Big banks must answer why small business faces big rates

Tuesday 4 October, 2016

The Chamber of Commerce and Industry Queensland (CCIQ) wants to know why small businesses must pay significantly higher interest rates.

CCIQ believes this is one of the key questions CEOs from the Big Four Banks should answer when they appear before a parliamentary committee in Canberra this week.

CCIQ Director of Advocacy Nick Behrens said the Australian banking industry had a profound influence on the Queensland business community’s capacity to grow.

“Interest rates, availability of credit and finance terms and conditions are crucially important for business and are greatly influenced by competition in the Australian banking sector,” he said.

“Unfortunately the major banks have become significantly more conservative in their business lending.
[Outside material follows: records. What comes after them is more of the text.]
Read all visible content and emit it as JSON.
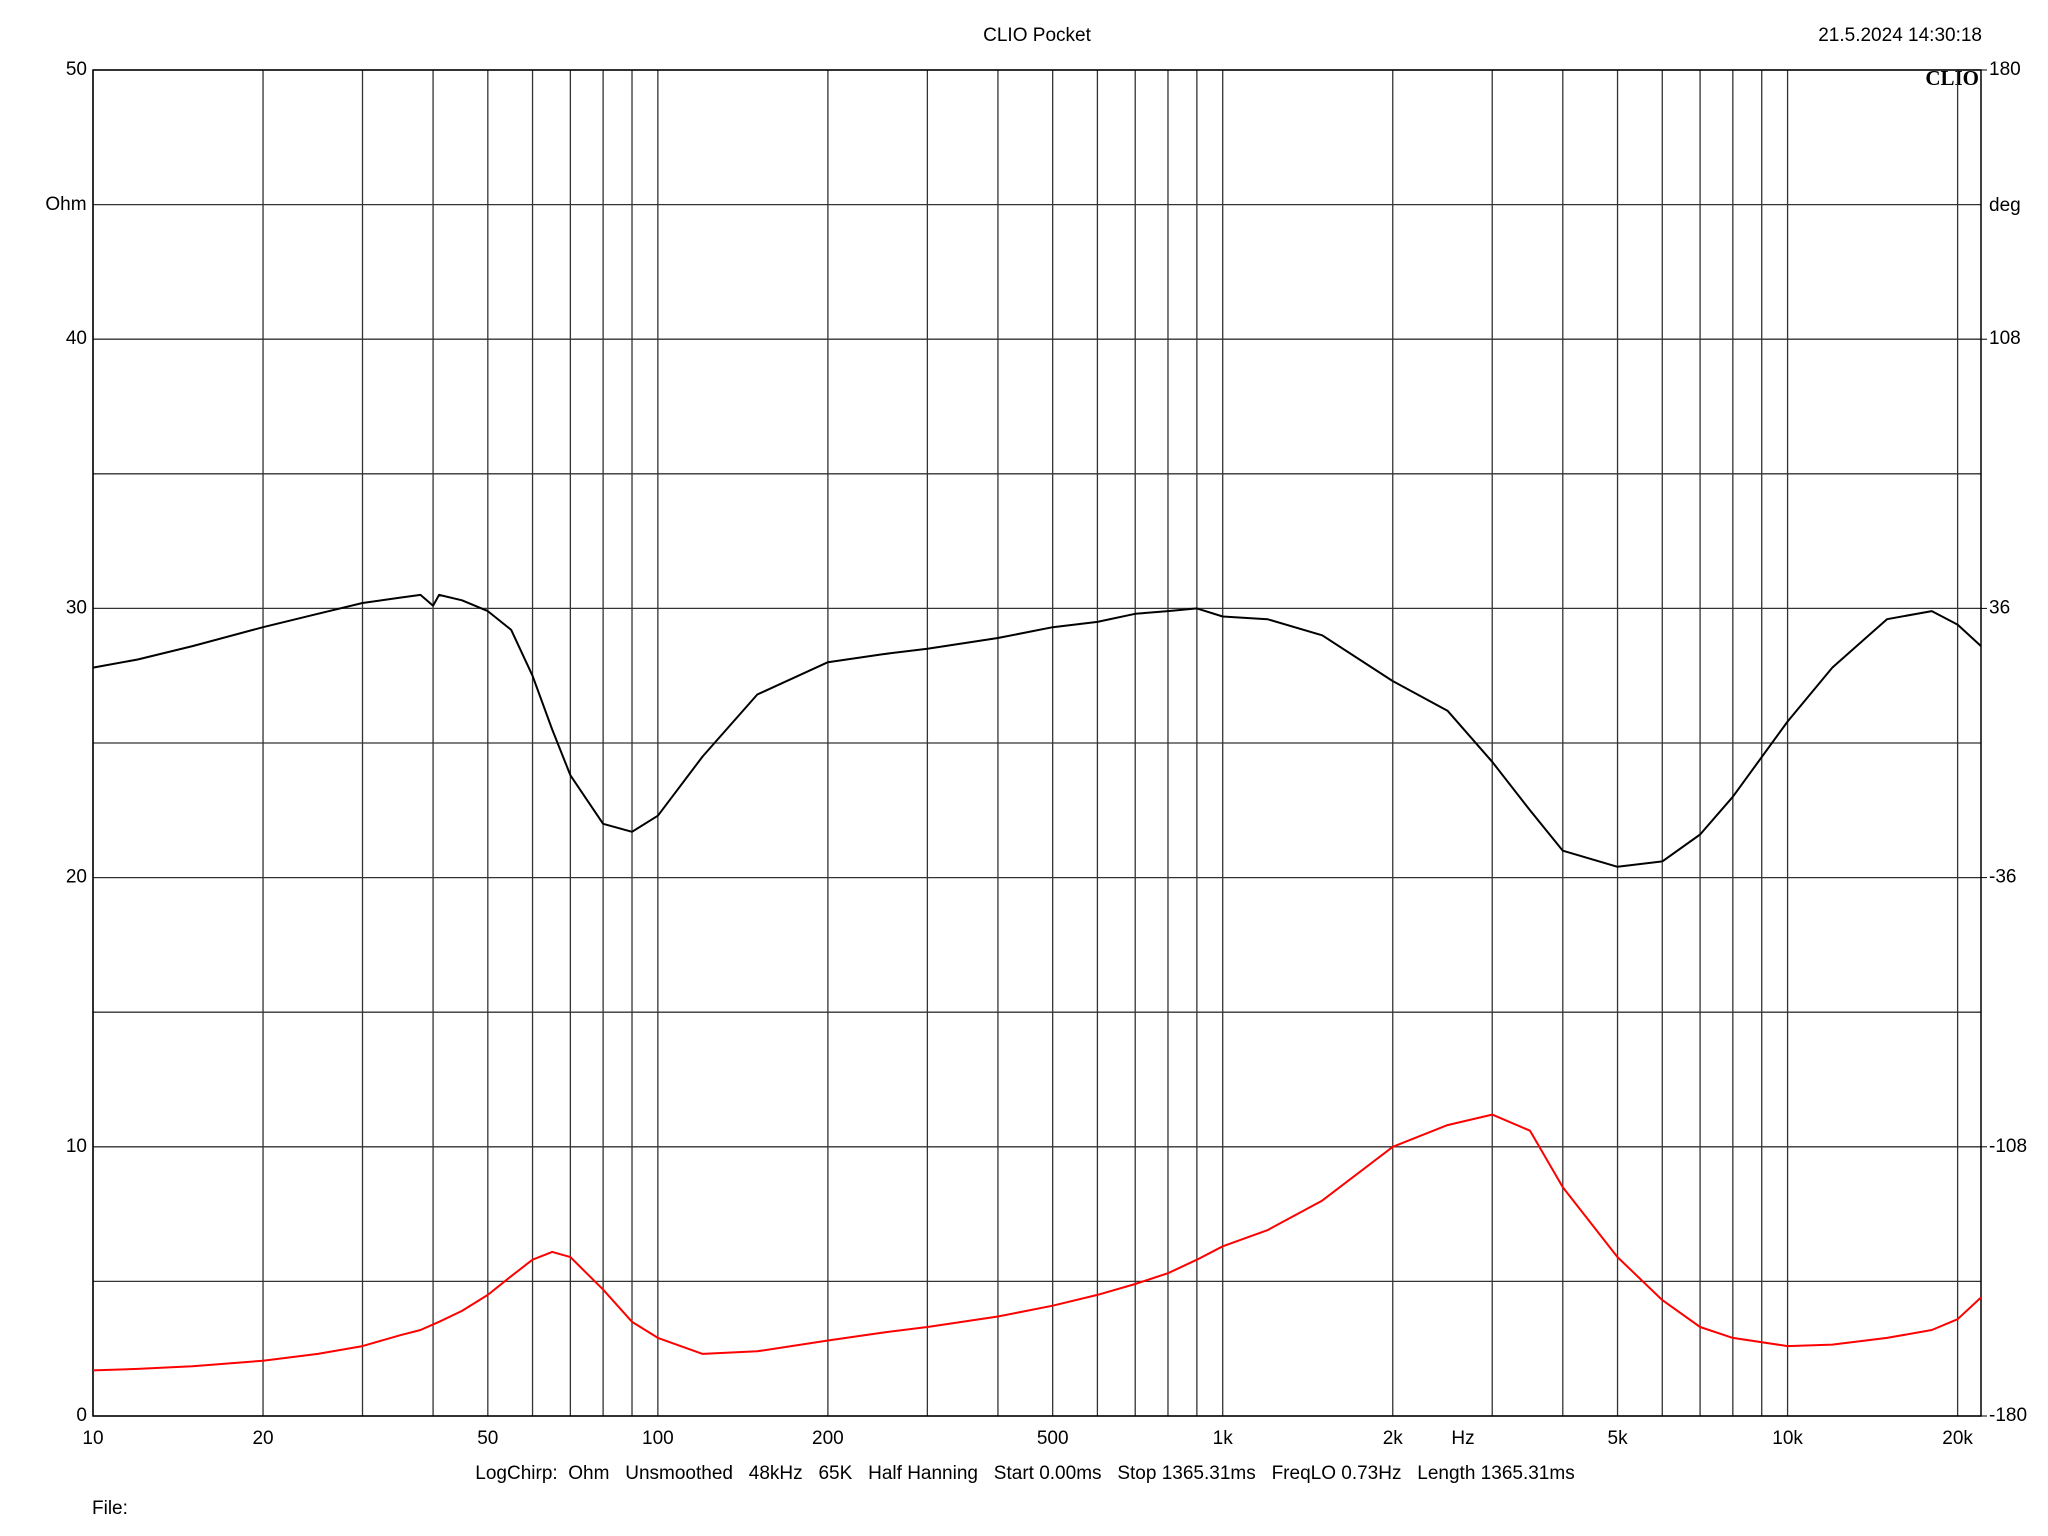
{
  "chart_data": {
    "type": "line",
    "title": "CLIO Pocket",
    "timestamp": "21.5.2024 14:30:18",
    "logo": "CLIO",
    "y_label": "Ohm",
    "y2_label": "deg",
    "x_label": "Hz",
    "footer": "LogChirp:  Ohm   Unsmoothed   48kHz   65K   Half Hanning   Start 0.00ms   Stop 1365.31ms   FreqLO 0.73Hz   Length 1365.31ms",
    "file_label": "File:",
    "x_log": true,
    "grid": true,
    "xlim": [
      10,
      22000
    ],
    "xticks": [
      10,
      20,
      50,
      100,
      200,
      500,
      {
        "value": 1000,
        "label": "1k"
      },
      {
        "value": 2000,
        "label": "2k"
      },
      {
        "value": 5000,
        "label": "5k"
      },
      {
        "value": 10000,
        "label": "10k"
      },
      {
        "value": 20000,
        "label": "20k"
      }
    ],
    "xgrid": [
      30,
      40,
      60,
      70,
      80,
      90,
      300,
      400,
      600,
      700,
      800,
      900,
      3000,
      4000,
      6000,
      7000,
      8000,
      9000
    ],
    "ylim": [
      0,
      50
    ],
    "yticks": [
      0,
      10,
      20,
      30,
      40,
      50
    ],
    "ygrid": [
      5,
      15,
      25,
      35,
      45
    ],
    "y2lim": [
      -180,
      180
    ],
    "y2ticks": [
      -180,
      -108,
      -36,
      36,
      108,
      180
    ],
    "x": [
      10,
      12,
      15,
      20,
      25,
      30,
      35,
      38,
      40,
      41,
      45,
      50,
      55,
      60,
      65,
      70,
      80,
      90,
      100,
      120,
      150,
      200,
      250,
      300,
      400,
      500,
      600,
      700,
      800,
      900,
      1000,
      1200,
      1500,
      2000,
      2500,
      3000,
      3500,
      4000,
      5000,
      6000,
      7000,
      8000,
      10000,
      12000,
      15000,
      18000,
      20000,
      22000
    ],
    "series": [
      {
        "color": "#000000",
        "values": [
          27.8,
          28.1,
          28.6,
          29.3,
          29.8,
          30.2,
          30.4,
          30.5,
          30.1,
          30.5,
          30.3,
          29.9,
          29.2,
          27.5,
          25.5,
          23.8,
          22.0,
          21.7,
          22.3,
          24.5,
          26.8,
          28.0,
          28.3,
          28.5,
          28.9,
          29.3,
          29.5,
          29.8,
          29.9,
          30.0,
          29.7,
          29.6,
          29.0,
          27.3,
          26.2,
          24.3,
          22.5,
          21.0,
          20.4,
          20.6,
          21.6,
          23.0,
          25.8,
          27.8,
          29.6,
          29.9,
          29.4,
          28.6
        ]
      },
      {
        "color": "#ff0000",
        "axis": "y2",
        "values": [
          -167.8,
          -167.4,
          -166.7,
          -165.2,
          -163.4,
          -161.3,
          -158.4,
          -157.0,
          -155.5,
          -154.8,
          -151.9,
          -147.6,
          -142.6,
          -138.2,
          -136.1,
          -137.5,
          -146.2,
          -154.8,
          -159.1,
          -163.4,
          -162.7,
          -159.8,
          -157.7,
          -156.2,
          -153.4,
          -150.5,
          -147.6,
          -144.7,
          -141.8,
          -138.2,
          -134.6,
          -130.3,
          -122.4,
          -108,
          -102.2,
          -99.4,
          -103.7,
          -118.8,
          -137.5,
          -149,
          -156.2,
          -159.1,
          -161.3,
          -160.9,
          -159.1,
          -157,
          -154.1,
          -148.3
        ]
      }
    ]
  }
}
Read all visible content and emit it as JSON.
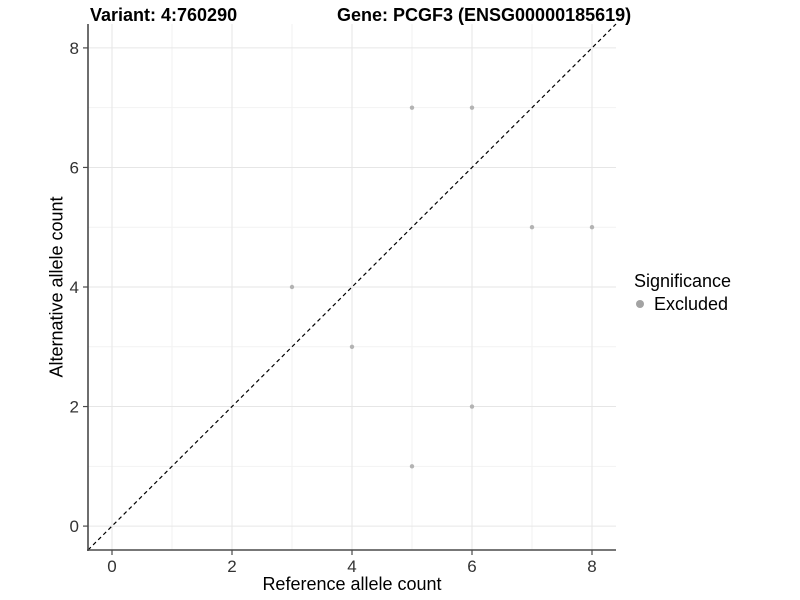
{
  "titles": {
    "left": "Variant: 4:760290",
    "right": "Gene: PCGF3 (ENSG00000185619)"
  },
  "legend": {
    "title": "Significance",
    "items": [
      {
        "label": "Excluded",
        "color": "#a3a3a3",
        "icon": "point-icon"
      }
    ],
    "position": "right"
  },
  "chart_data": {
    "type": "scatter",
    "title_left": "Variant: 4:760290",
    "title_right": "Gene: PCGF3 (ENSG00000185619)",
    "xlabel": "Reference allele count",
    "ylabel": "Alternative allele count",
    "xlim": [
      -0.4,
      8.4
    ],
    "ylim": [
      -0.4,
      8.4
    ],
    "x_ticks": [
      0,
      2,
      4,
      6,
      8
    ],
    "y_ticks": [
      0,
      2,
      4,
      6,
      8
    ],
    "x_minor_ticks": [
      1,
      3,
      5,
      7
    ],
    "y_minor_ticks": [
      1,
      3,
      5,
      7
    ],
    "grid": true,
    "legend_position": "right",
    "series": [
      {
        "name": "Excluded",
        "color": "#b3b3b3",
        "points": [
          [
            3,
            4
          ],
          [
            4,
            3
          ],
          [
            5,
            1
          ],
          [
            5,
            7
          ],
          [
            6,
            2
          ],
          [
            6,
            7
          ],
          [
            7,
            5
          ],
          [
            8,
            5
          ]
        ]
      }
    ],
    "identity_line": {
      "style": "dashed",
      "color": "#000000",
      "from": [
        -0.4,
        -0.4
      ],
      "to": [
        8.4,
        8.4
      ]
    }
  },
  "colors": {
    "major_grid": "#e6e6e6",
    "minor_grid": "#f2f2f2",
    "axis_line": "#4a4a4a",
    "tick_label": "#333333",
    "point": "#b3b3b3",
    "legend_dot": "#a3a3a3"
  }
}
This has resulted in an effective lessening of competition in business finance.

“Businesses are experiencing a range of difficulties at present in their lending arrangements.

“High bank fees and charges; higher interest rates and cost of finance; increasing levels of security required for loans; and difficulty overall in obtaining credit have all been listed as common problems for business in their banking.

“This directly inhibits businesses’ ability to grow, invest and employ.”

Mr Behrens said small business had voiced concern about instances of the banks’ tightened lending criteria threatening the ongoing viability of many businesses.

“Changes in lending requirements have undermined the feasibility of existing business plans resulting in businesses either shelving plans for expansion, downsizing, or in some cases exiting the market altogether,” he said.

Mr Behrens said banks had increased their risk margins for business loans and tightened their standards and terms for new loans through lower loan-to-valuation ratios (LVRs), stricter collateral requirements and higher interest coverage requirements.

“CCIQ recognises that the banks have a responsibility to run their businesses in a manner that minimises risks, which in turn delivers a profitable and strong foundation. 

“However, Queensland businesses are looking to our lending institutions for behaviour that focuses on a strong economy and not just their shareholders. 

“Ultimately financial institutions must have a broader responsibility for economic development in Australia.”

Key points for the parliamentary banking inquiry, which begins Tuesday:

1.         Banks have a crucial role in helping to shape and secure Queensland’s economic future by moving beyond a core responsibility to shareholders and instead assisting business to grow and employ. The primary example of this is the full pass-through of previous interest rate cuts to business and corporate customers.

2.         For small businesses, another means of finance is through credit card facilities. The level of interest currently charged on cards is considered to be beyond the actual cost of credit provision. CCIQ encourages the major banks to be proactive in driving down the costs of doing business in this area.

3.         Small businesses continue to advise that lending practices are too constricted and although they appreciate the need to tighten parameters, they are considered to be severely restricting growth in the economy. They are being forced to use credit cards as an overdraft facility and this situation is untenable in the long term.